You can try increasing the heap size with -Xmx, which would help if this isn't a memory leak but a sign that your app actually needs a lot of heap and the setting you currently have is slightly to low. If it is a memory leak, this'll just postpone the inevitable.
To investigate if it is a memory leak, instruct the VM to dump heap on OOM using the -XX:+HeapDumpOnOutOfMemoryError switch, and then analyze the heap dump to see if there are more objects of some kind than there should be. http://blogs.oracle.com/alanb/entry/heap_dumps_are_back_with is a pretty good place to start.
Edit: As fate would have it, I happened to run into this problem myself just a day after this question was asked, in a batch-style app. This was not caused by a memory leak, and increasing heap size didn't help, either. What I did was actually to decrease heap size (from 1GB to 256MB) to make full GCs faster (though somewhat more frequent). YMMV, but it's worth a shot.
Edit 2: Not all problems solved by smaller heap... next step was enabling the G1 garbage collector which seems to do a better job than CMS.
The >98% would be measured over the same period in which less than 2% of memory is recovered.
It's quite possible that there is no fixed period for this. For instance, if the OOM check would be done after every 1,000,000 object live checks. The time that takes would be machine-dependent.
You most likely can't "solve" your problem by adding -XX:-UseGCOverheadLimit. The most likely result is that your application will slow to a crawl, use a bit more of memory, and then hit the point where the GC simply does not recover any memory anymore. Instead, fix your memory leaks and then (if still needed) increase your heap size.

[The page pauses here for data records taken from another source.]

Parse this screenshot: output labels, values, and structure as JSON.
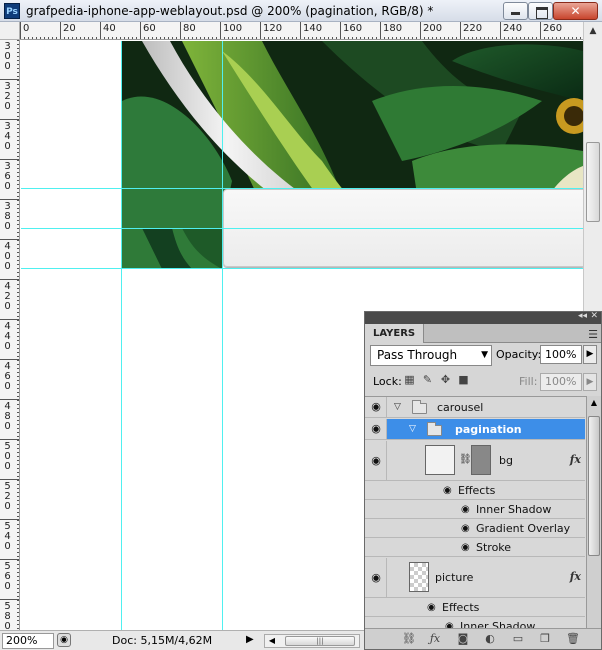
{
  "window": {
    "title": "grafpedia-iphone-app-weblayout.psd @ 200% (pagination, RGB/8) *",
    "app_icon": "Ps"
  },
  "rulers": {
    "horizontal": [
      "0",
      "20",
      "40",
      "60",
      "80",
      "100",
      "120",
      "140",
      "160",
      "180",
      "200",
      "220",
      "240",
      "260"
    ],
    "vertical": [
      "300",
      "320",
      "340",
      "360",
      "380",
      "400",
      "420",
      "440",
      "460",
      "480",
      "500",
      "520",
      "540",
      "560",
      "580"
    ]
  },
  "status": {
    "zoom": "200%",
    "doc_info": "Doc: 5,15M/4,62M",
    "arrow": "▶"
  },
  "layers_panel": {
    "tab_label": "LAYERS",
    "blend_mode": "Pass Through",
    "opacity_label": "Opacity:",
    "opacity_value": "100%",
    "lock_label": "Lock:",
    "fill_label": "Fill:",
    "fill_value": "100%",
    "layers": {
      "carousel": "carousel",
      "pagination": "pagination",
      "bg": "bg",
      "bg_effects_label": "Effects",
      "bg_effects": [
        "Inner Shadow",
        "Gradient Overlay",
        "Stroke"
      ],
      "picture": "picture",
      "picture_effects_label": "Effects",
      "picture_effects": [
        "Inner Shadow"
      ],
      "fx_label": "fx"
    }
  },
  "colors": {
    "guide": "#4ff0f0",
    "selected_layer": "#3d8ee8"
  }
}
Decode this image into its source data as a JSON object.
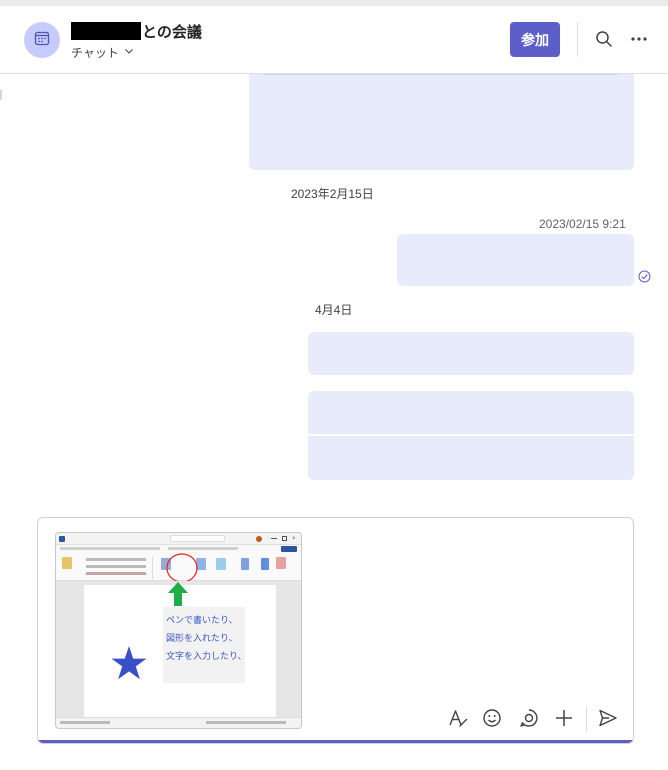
{
  "header": {
    "title_suffix": "との会議",
    "subtitle": "チャット",
    "join_label": "参加",
    "icons": [
      "calendar-icon",
      "chevron-down-icon",
      "search-icon",
      "more-icon"
    ],
    "accent": "#5b5fc7"
  },
  "chat": {
    "date_separators": [
      "2023年2月15日",
      "4月4日"
    ],
    "sent_timestamp": "2023/02/15 9:21",
    "bubble_color": "#e8ebfa"
  },
  "composer": {
    "attachment_text": [
      "ペンで書いたり、",
      "図形を入れたり、",
      "文字を入力したり、"
    ],
    "tools": [
      "format-icon",
      "emoji-icon",
      "loop-icon",
      "add-icon",
      "send-icon"
    ]
  }
}
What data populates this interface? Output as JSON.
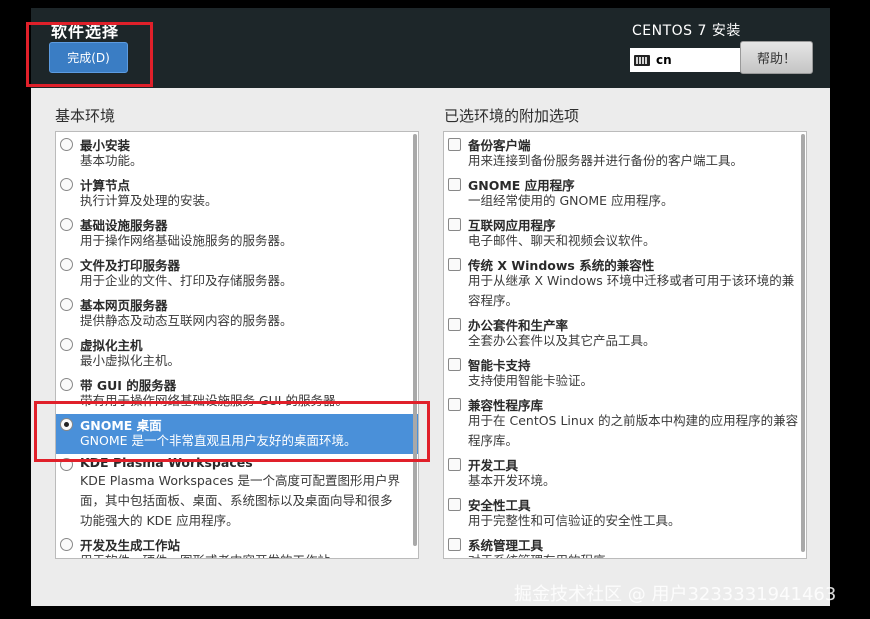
{
  "header": {
    "spoke_title": "软件选择",
    "done_button": "完成(D)",
    "product_title": "CENTOS 7 安装",
    "keyboard_layout": "cn",
    "help_button": "帮助！"
  },
  "base_env": {
    "label": "基本环境",
    "items": [
      {
        "name": "最小安装",
        "desc": "基本功能。",
        "selected": false
      },
      {
        "name": "计算节点",
        "desc": "执行计算及处理的安装。",
        "selected": false
      },
      {
        "name": "基础设施服务器",
        "desc": "用于操作网络基础设施服务的服务器。",
        "selected": false
      },
      {
        "name": "文件及打印服务器",
        "desc": "用于企业的文件、打印及存储服务器。",
        "selected": false
      },
      {
        "name": "基本网页服务器",
        "desc": "提供静态及动态互联网内容的服务器。",
        "selected": false
      },
      {
        "name": "虚拟化主机",
        "desc": "最小虚拟化主机。",
        "selected": false
      },
      {
        "name": "带 GUI 的服务器",
        "desc": "带有用于操作网络基础设施服务 GUI 的服务器。",
        "selected": false
      },
      {
        "name": "GNOME 桌面",
        "desc": "GNOME 是一个非常直观且用户友好的桌面环境。",
        "selected": true
      },
      {
        "name": "KDE Plasma Workspaces",
        "desc": "KDE Plasma Workspaces 是一个高度可配置图形用户界\n面，其中包括面板、桌面、系统图标以及桌面向导和很多\n功能强大的 KDE 应用程序。",
        "selected": false
      },
      {
        "name": "开发及生成工作站",
        "desc": "用于软件、硬件、图形或者内容开发的工作站。",
        "selected": false
      }
    ]
  },
  "addons": {
    "label": "已选环境的附加选项",
    "items": [
      {
        "name": "备份客户端",
        "desc": "用来连接到备份服务器并进行备份的客户端工具。",
        "checked": false
      },
      {
        "name": "GNOME 应用程序",
        "desc": "一组经常使用的 GNOME 应用程序。",
        "checked": false
      },
      {
        "name": "互联网应用程序",
        "desc": "电子邮件、聊天和视频会议软件。",
        "checked": false
      },
      {
        "name": "传统 X Windows 系统的兼容性",
        "desc": "用于从继承 X Windows 环境中迁移或者可用于该环境的兼\n容程序。",
        "checked": false
      },
      {
        "name": "办公套件和生产率",
        "desc": "全套办公套件以及其它产品工具。",
        "checked": false
      },
      {
        "name": "智能卡支持",
        "desc": "支持使用智能卡验证。",
        "checked": false
      },
      {
        "name": "兼容性程序库",
        "desc": "用于在 CentOS Linux 的之前版本中构建的应用程序的兼容\n程序库。",
        "checked": false
      },
      {
        "name": "开发工具",
        "desc": "基本开发环境。",
        "checked": false
      },
      {
        "name": "安全性工具",
        "desc": "用于完整性和可信验证的安全性工具。",
        "checked": false
      },
      {
        "name": "系统管理工具",
        "desc": "对于系统管理有用的程序。",
        "checked": false
      }
    ]
  },
  "watermark": "掘金技术社区 @ 用户3233331941463"
}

But 98% of what time? 98% of the entire two weeks the application has been running? 98% of the last millisecond?
The simple answer is that it is not specified. However, in practice the heuristic "works", so it cannot be either of the two extreme interpretations that you posited.
If you really wanted to find out what the interval over which the measurements are made, you could always read the OpenJDK 6 or 7 source-code. But I wouldn't bother because it wouldn't help you solve your problem.
The "best" approach is to do some reading on tuning (starting with the Oracle / Sun pages), and then carefully "twiddle the tuning knobs". It is not very scientific, but the problem space (accurately predicting application + GC performance) is "too hard" given the tools that are currently available.